Google looks to be changing direction with Stadia, we suggest that it provides an industry-focused service, not a consumer platform

Google announced last night that it was closing its internal development studios and that all staff, around 150 including numerous top talents, would be looking for work – we wish them all well.

The move could be read as the beginning of the end for Google’s cloud gaming dream, launched at GDC not even two years ago. But I think instead that it’s simply the end of its initial hubris and that something far more successful, and far more useful for the industry as a whole, could come out of it.

For starters, no one wanted Stadia in its current form. While there is interest in cloud gaming for sure, aping the feel of a traditional games console simply didn’t make sense. An expensive Founders Pack, heavy branding and flashy ads, and exclusive development studios, were never what the industry needed from cloud gaming.

(Although as an aside, while many are talking up the blow of losing exclusive development, 150 people is only a fraction of what is needed to make even a single triple-A game.
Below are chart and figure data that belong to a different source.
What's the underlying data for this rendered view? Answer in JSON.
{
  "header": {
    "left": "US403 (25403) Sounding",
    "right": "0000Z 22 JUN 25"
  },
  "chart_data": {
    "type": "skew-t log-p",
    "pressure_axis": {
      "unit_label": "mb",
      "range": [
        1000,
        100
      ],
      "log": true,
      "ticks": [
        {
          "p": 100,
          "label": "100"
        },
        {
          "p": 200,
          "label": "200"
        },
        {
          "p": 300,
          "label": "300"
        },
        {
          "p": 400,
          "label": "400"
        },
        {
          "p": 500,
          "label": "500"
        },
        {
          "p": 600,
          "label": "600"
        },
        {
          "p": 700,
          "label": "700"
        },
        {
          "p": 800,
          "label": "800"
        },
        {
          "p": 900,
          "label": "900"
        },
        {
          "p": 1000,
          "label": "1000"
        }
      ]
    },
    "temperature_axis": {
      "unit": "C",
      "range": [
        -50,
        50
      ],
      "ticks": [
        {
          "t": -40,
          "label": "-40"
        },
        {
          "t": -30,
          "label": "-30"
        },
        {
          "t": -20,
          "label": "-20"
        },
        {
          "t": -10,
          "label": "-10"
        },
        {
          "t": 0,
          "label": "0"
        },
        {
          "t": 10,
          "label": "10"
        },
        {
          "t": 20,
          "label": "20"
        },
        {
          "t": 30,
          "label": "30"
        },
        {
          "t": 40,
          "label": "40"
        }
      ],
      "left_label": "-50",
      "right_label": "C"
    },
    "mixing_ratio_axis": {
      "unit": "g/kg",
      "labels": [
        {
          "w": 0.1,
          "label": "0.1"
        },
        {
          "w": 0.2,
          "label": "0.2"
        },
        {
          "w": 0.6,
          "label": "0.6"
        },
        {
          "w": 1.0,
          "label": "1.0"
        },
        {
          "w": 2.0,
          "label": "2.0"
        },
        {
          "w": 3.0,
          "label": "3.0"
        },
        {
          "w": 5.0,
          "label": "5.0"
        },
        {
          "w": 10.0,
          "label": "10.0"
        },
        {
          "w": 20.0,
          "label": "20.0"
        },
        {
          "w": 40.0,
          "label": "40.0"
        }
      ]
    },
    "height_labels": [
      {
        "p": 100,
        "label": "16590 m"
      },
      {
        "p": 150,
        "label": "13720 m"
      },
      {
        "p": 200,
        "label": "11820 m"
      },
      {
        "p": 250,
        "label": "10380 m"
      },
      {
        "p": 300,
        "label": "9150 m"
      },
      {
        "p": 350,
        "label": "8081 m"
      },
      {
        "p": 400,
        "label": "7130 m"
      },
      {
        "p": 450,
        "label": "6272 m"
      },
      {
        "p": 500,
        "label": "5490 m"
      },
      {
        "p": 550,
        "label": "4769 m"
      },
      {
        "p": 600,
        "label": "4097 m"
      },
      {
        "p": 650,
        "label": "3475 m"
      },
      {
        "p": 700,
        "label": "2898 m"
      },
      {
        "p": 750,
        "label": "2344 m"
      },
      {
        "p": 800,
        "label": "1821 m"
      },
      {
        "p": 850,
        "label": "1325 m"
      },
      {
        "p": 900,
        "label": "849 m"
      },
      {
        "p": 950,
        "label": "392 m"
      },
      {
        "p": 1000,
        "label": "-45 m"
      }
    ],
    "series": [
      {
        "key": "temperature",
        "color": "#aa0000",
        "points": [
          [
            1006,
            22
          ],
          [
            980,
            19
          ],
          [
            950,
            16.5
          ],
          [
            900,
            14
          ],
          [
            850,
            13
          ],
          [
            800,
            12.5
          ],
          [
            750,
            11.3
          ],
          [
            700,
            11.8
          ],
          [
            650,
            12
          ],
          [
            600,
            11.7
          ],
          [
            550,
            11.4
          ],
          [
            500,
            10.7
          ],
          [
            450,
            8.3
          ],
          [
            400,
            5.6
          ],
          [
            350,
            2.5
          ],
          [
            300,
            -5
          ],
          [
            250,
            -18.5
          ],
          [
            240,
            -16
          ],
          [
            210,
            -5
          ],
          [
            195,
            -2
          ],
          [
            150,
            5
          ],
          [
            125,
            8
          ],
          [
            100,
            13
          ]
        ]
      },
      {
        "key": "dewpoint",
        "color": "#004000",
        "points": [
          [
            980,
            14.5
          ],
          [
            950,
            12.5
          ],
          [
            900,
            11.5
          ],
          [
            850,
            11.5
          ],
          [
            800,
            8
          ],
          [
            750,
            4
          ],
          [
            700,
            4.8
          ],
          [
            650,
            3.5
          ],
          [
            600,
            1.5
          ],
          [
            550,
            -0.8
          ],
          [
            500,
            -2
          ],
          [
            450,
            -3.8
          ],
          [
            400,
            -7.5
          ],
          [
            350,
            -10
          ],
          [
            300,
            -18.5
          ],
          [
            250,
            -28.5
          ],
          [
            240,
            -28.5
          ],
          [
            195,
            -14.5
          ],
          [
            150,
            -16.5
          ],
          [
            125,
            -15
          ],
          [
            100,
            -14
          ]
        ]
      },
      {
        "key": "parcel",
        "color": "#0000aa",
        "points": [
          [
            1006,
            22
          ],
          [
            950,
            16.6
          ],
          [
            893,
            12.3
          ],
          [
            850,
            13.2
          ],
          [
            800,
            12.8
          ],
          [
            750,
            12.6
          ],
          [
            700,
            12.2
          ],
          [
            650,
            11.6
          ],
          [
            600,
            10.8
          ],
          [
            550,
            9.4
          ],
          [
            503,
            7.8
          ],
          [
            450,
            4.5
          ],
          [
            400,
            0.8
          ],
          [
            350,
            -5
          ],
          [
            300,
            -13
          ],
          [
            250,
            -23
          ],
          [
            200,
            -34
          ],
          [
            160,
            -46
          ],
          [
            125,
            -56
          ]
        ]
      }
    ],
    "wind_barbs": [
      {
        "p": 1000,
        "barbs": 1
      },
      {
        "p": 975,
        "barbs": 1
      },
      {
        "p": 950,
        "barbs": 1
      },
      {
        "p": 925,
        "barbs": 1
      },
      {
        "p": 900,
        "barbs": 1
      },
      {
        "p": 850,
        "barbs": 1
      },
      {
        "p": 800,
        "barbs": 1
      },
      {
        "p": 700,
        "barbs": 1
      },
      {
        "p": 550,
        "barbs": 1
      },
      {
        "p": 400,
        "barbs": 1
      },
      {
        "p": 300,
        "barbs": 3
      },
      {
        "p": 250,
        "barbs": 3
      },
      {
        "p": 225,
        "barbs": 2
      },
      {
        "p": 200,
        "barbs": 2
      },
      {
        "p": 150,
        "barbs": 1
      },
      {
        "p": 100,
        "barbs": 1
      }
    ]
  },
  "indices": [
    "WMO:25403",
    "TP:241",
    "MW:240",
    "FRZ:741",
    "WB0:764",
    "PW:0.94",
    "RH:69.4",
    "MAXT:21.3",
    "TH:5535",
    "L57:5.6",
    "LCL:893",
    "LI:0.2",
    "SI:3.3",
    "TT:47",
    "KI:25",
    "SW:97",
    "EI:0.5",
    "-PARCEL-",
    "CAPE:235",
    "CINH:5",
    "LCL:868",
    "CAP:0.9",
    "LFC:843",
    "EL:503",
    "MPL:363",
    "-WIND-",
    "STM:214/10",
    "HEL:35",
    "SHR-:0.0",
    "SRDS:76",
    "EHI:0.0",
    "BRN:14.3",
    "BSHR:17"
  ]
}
The teams were there to explore ideas and break new ground, never to make content to outgun PlayStation and Xbox.)

What the industry wanted from a cloud gaming platform was a way to sell games to those who do not own, or do not want to own, a games console or gaming-capable PC. In the core market of the US and Europe those people were always few and far between (As Take 2’s Strauss Zelnick told Protocol), after all, consoles aren’t that big or that expensive. But with 5G coming it could increase engagement in those markets, and open up huge new markets to ‘console-style’ gaming via mobile devices.

Google does very well out of not producing content and not competing (directly at least) with content producers. It sits in the background, running stores and platforms that sell and supply apps, mobile games, movies, books, video content, and through search it provides access to just about everything else imaginable. It doesn’t make movies or mobile games, it doesn’t write news or create YouTube content.

At the very least that is what Stadia needs to become, something more Google-like. A store for others to sell and host their content on, without the idea that consumers are buying into some kind of Google-powered pseudo console ecosystem. Maybe it should even be renamed Play Cloud Games or something similarly bland (notably Xbox has debranded its cloud effort from xCloud to simply Xbox Cloud Gaming)

And maybe it should go one step further still. As one industry veteran summarised it to me yesterday, what Google needs to do is to ‘white label’ its service. To provide a cloud gaming service that major publishers can run, at a reasonable cost, as part of their own digital publishing efforts. A turnkey solution that any publisher, or any size, can integrate into their own sales and marketing.

After all, while Microsoft is in pole position now with its cloud gaming solution, it comes as part and parcel, and on the same traditional terms and costs (to the publisher), as if the consumer was playing on an Xbox console. Surely there needs to be a technical solution, a cloud gaming player, that is there purely to serve the industry as a whole, not just it’s own subscription-based ambitions.

Google, along Amazon, could be that solution. After all consumers don’t care if their Fortnite game is running on AWS, Azure or Google Cloud, and with the biggest games becoming their own platforms, why should a Call of Duty player, an Assassin’s Creed player or a Fall Guys player care where their cloud-instanced game is running from, let the publisher make its own deal, and let’s have cloud gaming as a service, not a platform.